Os advogados do Buttini Moraes também analisaram o conteúdo dos acordos em que houve sinal verde para uso de prejuízo fiscal. Apenas quatro das 66 transações firmadas este ano não fazem qualquer referência à capacidade de pagamento do contribuinte.

Na maioria dos casos (65%), há classificação dos débitos como irrecuperáveis ou de difícil recuperação. Em outros 28,3% há menção de que a situação econômica do contribuinte foi levada em conta.

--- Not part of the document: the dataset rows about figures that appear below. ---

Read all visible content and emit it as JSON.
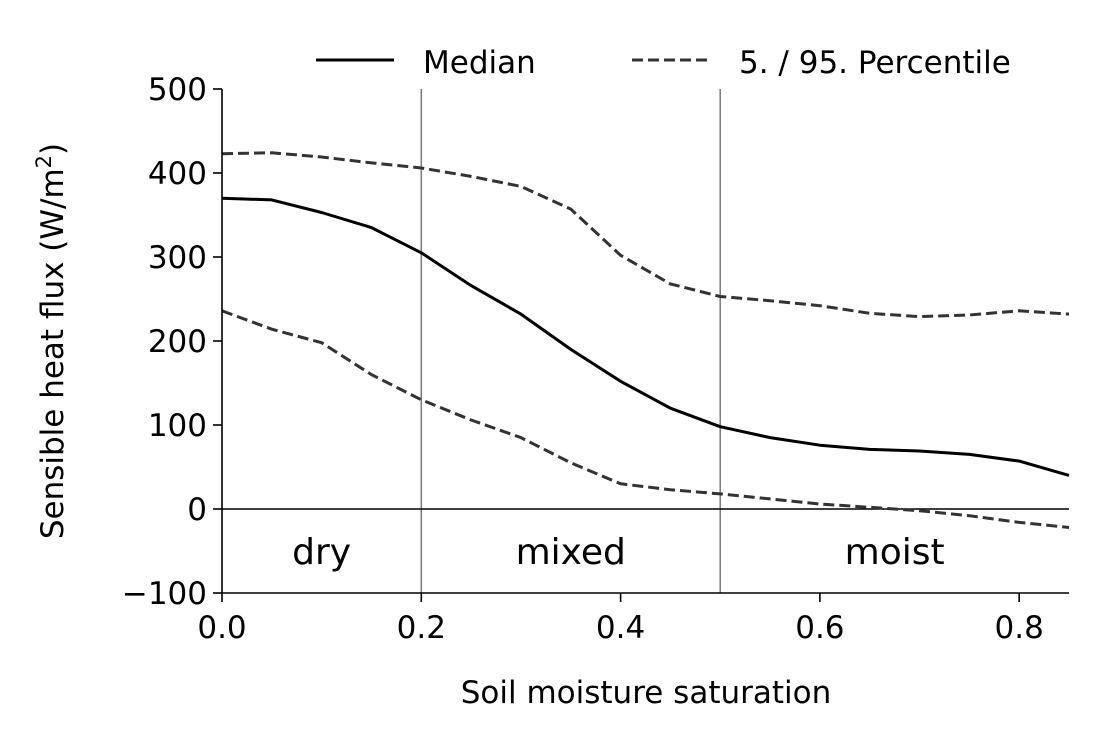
{
  "chart_data": {
    "type": "line",
    "title": "",
    "xlabel": "Soil moisture saturation",
    "ylabel": "Sensible heat flux (W/m",
    "ylabel_sup": "2",
    "ylabel_close": ")",
    "xlim": [
      0.0,
      0.85
    ],
    "ylim": [
      -100,
      500
    ],
    "x_ticks": [
      0.0,
      0.2,
      0.4,
      0.6,
      0.8
    ],
    "x_tick_labels": [
      "0.0",
      "0.2",
      "0.4",
      "0.6",
      "0.8"
    ],
    "y_ticks": [
      -100,
      0,
      100,
      200,
      300,
      400,
      500
    ],
    "y_tick_labels": [
      "−100",
      "0",
      "100",
      "200",
      "300",
      "400",
      "500"
    ],
    "grid": false,
    "legend_position": "top",
    "zero_line": true,
    "vertical_lines": [
      0.2,
      0.5
    ],
    "regions": [
      {
        "label": "dry",
        "x": 0.1
      },
      {
        "label": "mixed",
        "x": 0.35
      },
      {
        "label": "moist",
        "x": 0.675
      }
    ],
    "region_label_y": -50,
    "x": [
      0.0,
      0.05,
      0.1,
      0.15,
      0.2,
      0.25,
      0.3,
      0.35,
      0.4,
      0.45,
      0.5,
      0.55,
      0.6,
      0.65,
      0.7,
      0.75,
      0.8,
      0.85
    ],
    "series": [
      {
        "name": "Median",
        "style": "solid",
        "color": "#000000",
        "values": [
          370,
          368,
          353,
          335,
          305,
          266,
          232,
          190,
          152,
          120,
          98,
          85,
          76,
          71,
          69,
          65,
          57,
          40
        ]
      },
      {
        "name": "5. / 95. Percentile",
        "style": "dashed",
        "color": "#333333",
        "values": [
          423,
          424,
          419,
          412,
          406,
          396,
          384,
          357,
          302,
          268,
          253,
          248,
          242,
          233,
          229,
          231,
          236,
          232
        ]
      },
      {
        "name": "5. / 95. Percentile",
        "style": "dashed",
        "color": "#333333",
        "legend": false,
        "values": [
          236,
          214,
          198,
          160,
          130,
          106,
          85,
          55,
          30,
          23,
          18,
          12,
          6,
          2,
          -2,
          -8,
          -16,
          -22
        ]
      }
    ]
  }
}
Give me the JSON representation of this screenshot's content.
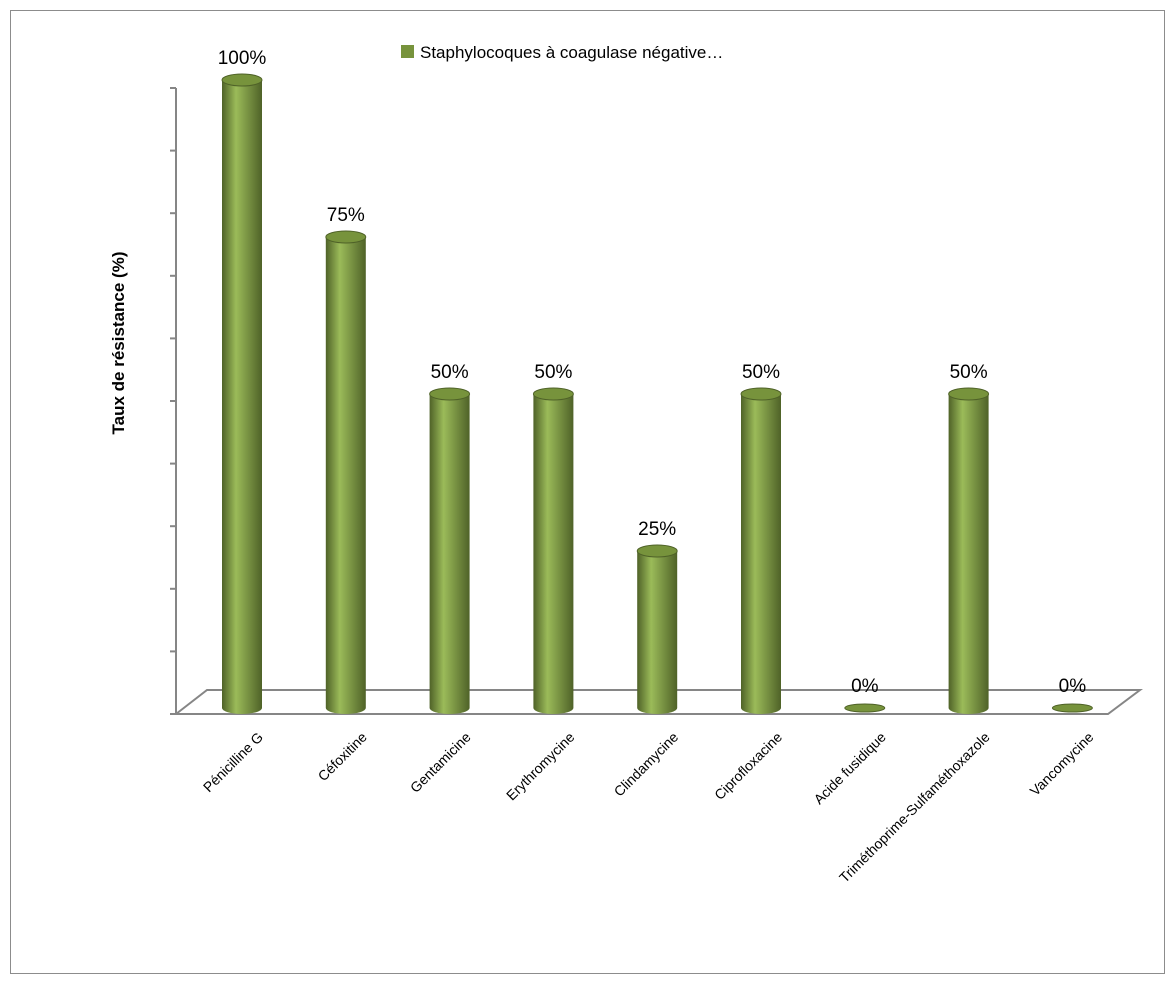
{
  "chart_data": {
    "type": "bar",
    "categories": [
      "Pénicilline G",
      "Céfoxitine",
      "Gentamicine",
      "Erythromycine",
      "Clindamycine",
      "Ciprofloxacine",
      "Acide fusidique",
      "Triméthoprime-Sulfaméthoxazole",
      "Vancomycine"
    ],
    "series": [
      {
        "name": "Staphylocoques à coagulase négative…",
        "values": [
          100,
          75,
          50,
          50,
          25,
          50,
          0,
          50,
          0
        ],
        "data_labels": [
          "100%",
          "75%",
          "50%",
          "50%",
          "25%",
          "50%",
          "0%",
          "50%",
          "0%"
        ]
      }
    ],
    "ylabel": "Taux de résistance (%)",
    "xlabel": "",
    "ylim": [
      0,
      100
    ],
    "y_ticks": 10,
    "bar_shape": "3d-cylinder",
    "legend_position": "top",
    "grid": false,
    "colors": {
      "bar": "#77933c",
      "bar_light": "#9bbb59",
      "bar_dark": "#4f6228",
      "axis": "#868686"
    }
  }
}
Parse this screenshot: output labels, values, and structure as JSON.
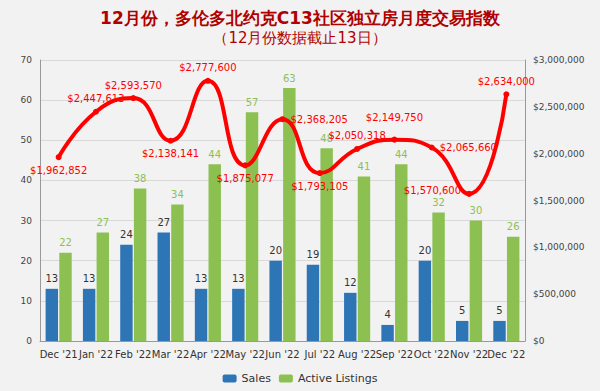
{
  "chart_data": {
    "type": "bar",
    "title": "12月份，多伦多北约克C13社区独立房月度交易指数",
    "subtitle": "（12月份数据截止13日）",
    "categories": [
      "Dec '21",
      "Jan '22",
      "Feb '22",
      "Mar '22",
      "Apr '22",
      "May '22",
      "Jun '22",
      "Jul '22",
      "Aug '22",
      "Sep '22",
      "Oct '22",
      "Nov '22",
      "Dec '22"
    ],
    "series": [
      {
        "name": "Sales",
        "type": "bar",
        "color": "#2e75b6",
        "values": [
          13,
          13,
          24,
          27,
          13,
          13,
          20,
          19,
          12,
          4,
          20,
          5,
          5
        ]
      },
      {
        "name": "Active Listings",
        "type": "bar",
        "color": "#8cc152",
        "values": [
          22,
          27,
          38,
          34,
          44,
          57,
          63,
          48,
          41,
          44,
          32,
          30,
          26
        ]
      },
      {
        "type": "line",
        "axis": "y2",
        "color": "#ff0000",
        "marker": "circle",
        "line_style": "solid",
        "values": [
          1962852,
          2447613,
          2593570,
          2138141,
          2777600,
          1875077,
          2368205,
          1793105,
          2050318,
          2149750,
          2065660,
          1570600,
          2634000
        ],
        "value_labels": [
          "$1,962,852",
          "$2,447,613",
          "$2,593,570",
          "$2,138,141",
          "$2,777,600",
          "$1,875,077",
          "$2,368,205",
          "$1,793,105",
          "$2,050,318",
          "$2,149,750",
          "$2,065,660",
          "$1,570,600",
          "$2,634,000"
        ]
      }
    ],
    "ylim": [
      0,
      70
    ],
    "yticks": [
      0,
      10,
      20,
      30,
      40,
      50,
      60,
      70
    ],
    "y2lim": [
      0,
      3000000
    ],
    "y2ticks": [
      {
        "value": 0,
        "label": "$0"
      },
      {
        "value": 500000,
        "label": "$500,000"
      },
      {
        "value": 1000000,
        "label": "$1,000,000"
      },
      {
        "value": 1500000,
        "label": "$1,500,000"
      },
      {
        "value": 2000000,
        "label": "$2,000,000"
      },
      {
        "value": 2500000,
        "label": "$2,500,000"
      },
      {
        "value": 3000000,
        "label": "$3,000,000"
      }
    ],
    "data_labels": true,
    "legend": "bottom",
    "grid": true
  }
}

O advogado Paulo Henrique Gomes da Costa, do Medina Guimarães Advogados, entende que os critérios para uso dos créditos deveriam ser mais objetivos. “Criaria um direito para o contribuinte. Hoje, é subjetivo, é uma possibilidade outorgada à procuradoria”, diz. Em muitos casos, acrescenta, “o que está na análise da procuradoria não reflete a realidade e o dia a dia do contribuinte”.

Segundo Richard Edward Dotoli, sócio do escritório Costa Tavares Paes e professor na FGV-RJ, o empresariado tem resistido a fazer desembolsos de caixa diante de incertezas econômicas. Ele cita as indefinições sobre aumento de receita para cobrir o rombo das contas do governo e da alíquota do imposto sobre bens e serviços depois da reforma tributária.

“É preciso que venha do governo o estímulo capaz de convencer o contribuinte a sacrificar o fluxo de caixa”, afirma.

A Fazenda Nacional diz que “está perpetuamente atenta às necessidades e oportunidades na promoção da justiça fiscal, o que também envolve maior estímulo à celebração de transações”.

Cita que, desde o início das transações em 2020, mais de 1,9 milhão de acordos foram fechados, com valores que chegam a meio trilhão de reais. “Esses dados demonstram o grande sucesso e aceitação do instituto da transação tributária pelos agentes de mercado e pela comunidade jurídica”, diz.